From Ingushetia to the Finland Station

DOI
https://doi.org/10.14288/cinephile.v5i1.197932
Submitted
March 11, 2023
Published
2009-12-01

Abstract

What are the attributes of this brave new cinematic world that we supposedly live in now, all cell-phones and YouTube? I’d propose the following as the key recurring topics in most discourse about cinema’s technological shift: (1) the dissolution of the distinctions between film and video; (2) a freedom to move beyond conventional narrative, a freedom that results from the low cost of new technology; and (3) a newly nomadic globalism, as images are made and distributed more easily than ever. If I may be forgiven a momentary, grouchy digression, I hardly think I am going out on a limb when I say that the work that has come to define this shift is not exactly visionary. I confess that I find viral videos of young Russian men doing deranged ‘street gymnastics’ oddly addictive, but if this is the way forward for cinema (and it basically fits all three of the categories I just named), I’m switching back to literature. I take comfort, though, in the thought that this is not really the future, or not the only one, anyway. Pirjo Honkasalo’s 2004 film The 3 Rooms of Melancholia is the future too.
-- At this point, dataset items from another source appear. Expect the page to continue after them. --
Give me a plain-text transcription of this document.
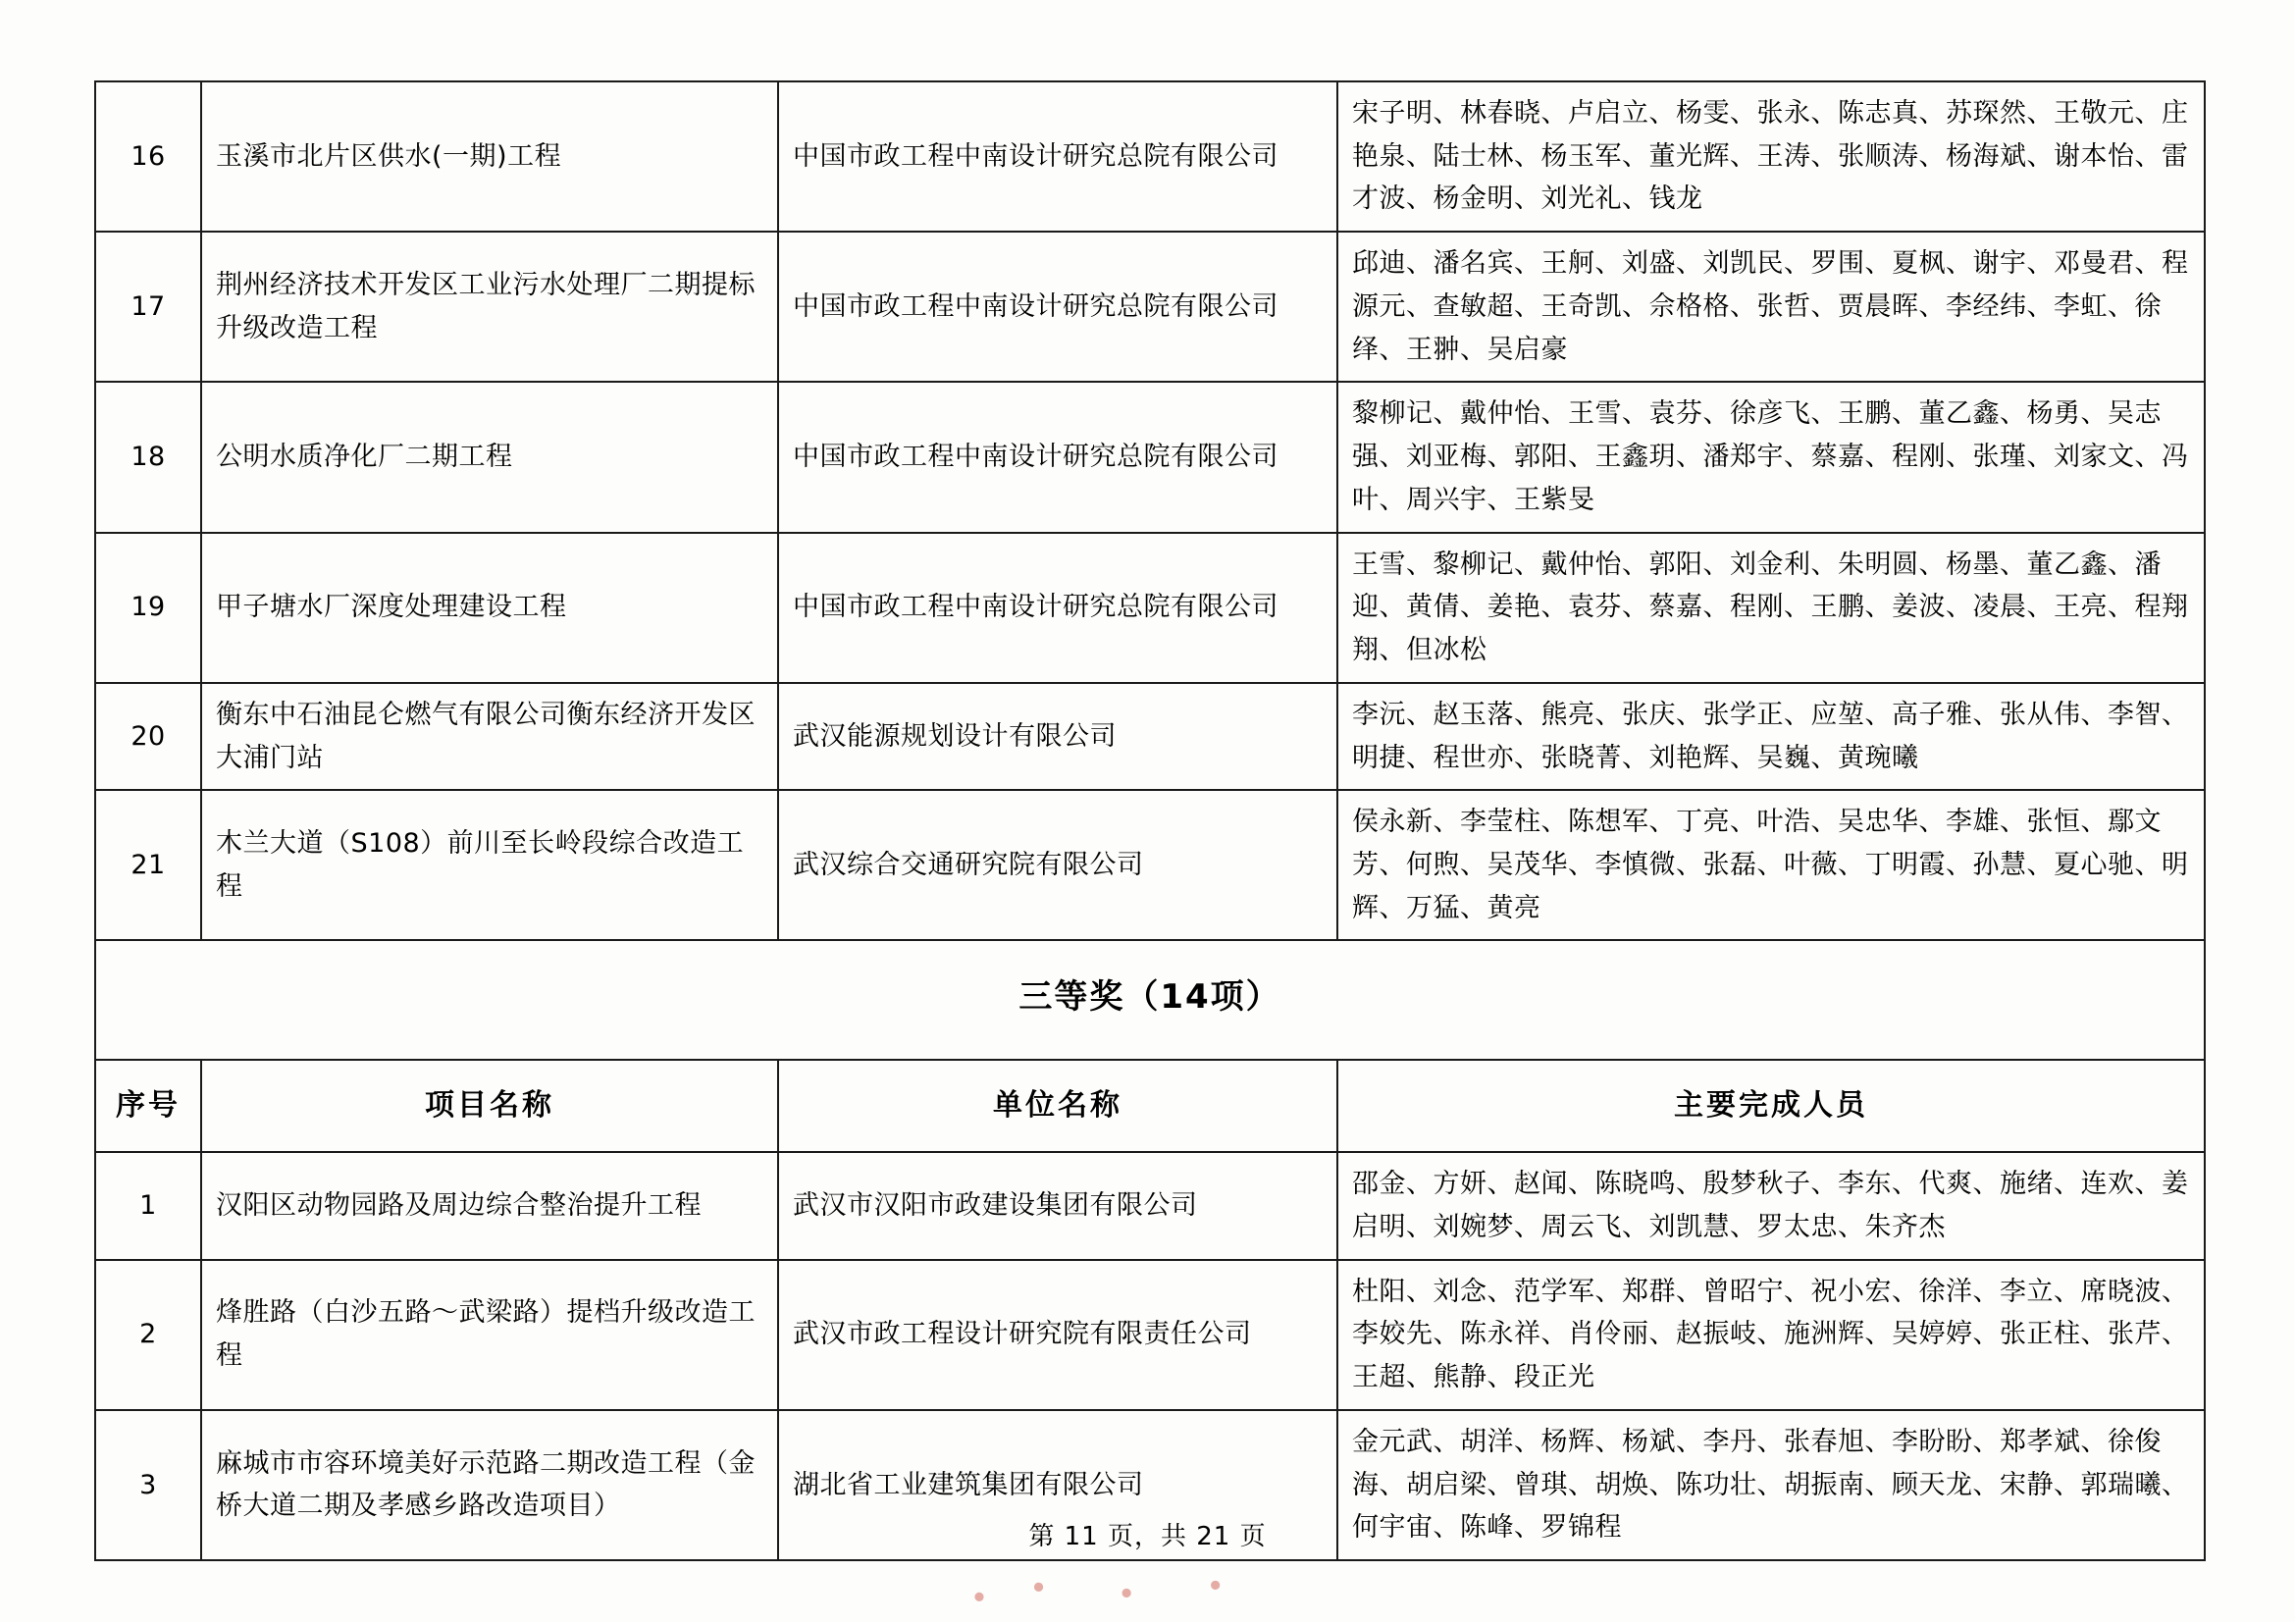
16	玉溪市北片区供水(一期)工程	中国市政工程中南设计研究总院有限公司	宋子明、林春晓、卢启立、杨雯、张永、陈志真、苏琛然、王敬元、庄艳泉、陆士林、杨玉军、董光辉、王涛、张顺涛、杨海斌、谢本怡、雷才波、杨金明、刘光礼、钱龙
17	荆州经济技术开发区工业污水处理厂二期提标升级改造工程	中国市政工程中南设计研究总院有限公司	邱迪、潘名宾、王舸、刘盛、刘凯民、罗围、夏枫、谢宇、邓曼君、程源元、查敏超、王奇凯、佘格格、张哲、贾晨晖、李经纬、李虹、徐绎、王翀、吴启豪
18	公明水质净化厂二期工程	中国市政工程中南设计研究总院有限公司	黎柳记、戴仲怡、王雪、袁芬、徐彦飞、王鹏、董乙鑫、杨勇、吴志强、刘亚梅、郭阳、王鑫玥、潘郑宇、蔡嘉、程刚、张瑾、刘家文、冯叶、周兴宇、王紫旻
19	甲子塘水厂深度处理建设工程	中国市政工程中南设计研究总院有限公司	王雪、黎柳记、戴仲怡、郭阳、刘金利、朱明圆、杨墨、董乙鑫、潘迎、黄倩、姜艳、袁芬、蔡嘉、程刚、王鹏、姜波、凌晨、王亮、程翔翔、但冰松
20	衡东中石油昆仑燃气有限公司衡东经济开发区大浦门站	武汉能源规划设计有限公司	李沅、赵玉落、熊亮、张庆、张学正、应堃、高子雅、张从伟、李智、明捷、程世亦、张晓菁、刘艳辉、吴巍、黄琬曦
21	木兰大道（S108）前川至长岭段综合改造工程	武汉综合交通研究院有限公司	侯永新、李莹柱、陈想军、丁亮、叶浩、吴忠华、李雄、张恒、鄢文芳、何煦、吴茂华、李慎微、张磊、叶薇、丁明霞、孙慧、夏心驰、明辉、万猛、黄亮
三等奖（14项）			
序号	项目名称	单位名称	主要完成人员
1	汉阳区动物园路及周边综合整治提升工程	武汉市汉阳市政建设集团有限公司	邵金、方妍、赵闻、陈晓鸣、殷梦秋子、李东、代爽、施绪、连欢、姜启明、刘婉梦、周云飞、刘凯慧、罗太忠、朱齐杰
2	烽胜路（白沙五路～武梁路）提档升级改造工程	武汉市政工程设计研究院有限责任公司	杜阳、刘念、范学军、郑群、曾昭宁、祝小宏、徐洋、李立、席晓波、李姣先、陈永祥、肖伶丽、赵振岐、施洲辉、吴婷婷、张正柱、张芹、王超、熊静、段正光
3	麻城市市容环境美好示范路二期改造工程（金桥大道二期及孝感乡路改造项目）	湖北省工业建筑集团有限公司	金元武、胡洋、杨辉、杨斌、李丹、张春旭、李盼盼、郑孝斌、徐俊海、胡启梁、曾琪、胡焕、陈功壮、胡振南、顾天龙、宋静、郭瑞曦、何宇宙、陈峰、罗锦程
第 11 页，共 21 页
• •	•	•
Even though it won a lot of film-festival awards (and had its US premiere at Sundance), the film is not well known. Honkasalo is a Finnish documentarian who has been working for several decades now, and while she’s well-respected in European documentary circles, her films don’t circulate very widely outside of television and festivals. She is, in many ways, a seminally European kind of filmmaker; she has worked steadily for many years, has maintained a fair bit of independence, and has been able, every once in a while, to make a major contribution that moves the art forward. The 3 Rooms of Melancholia is such a contribution.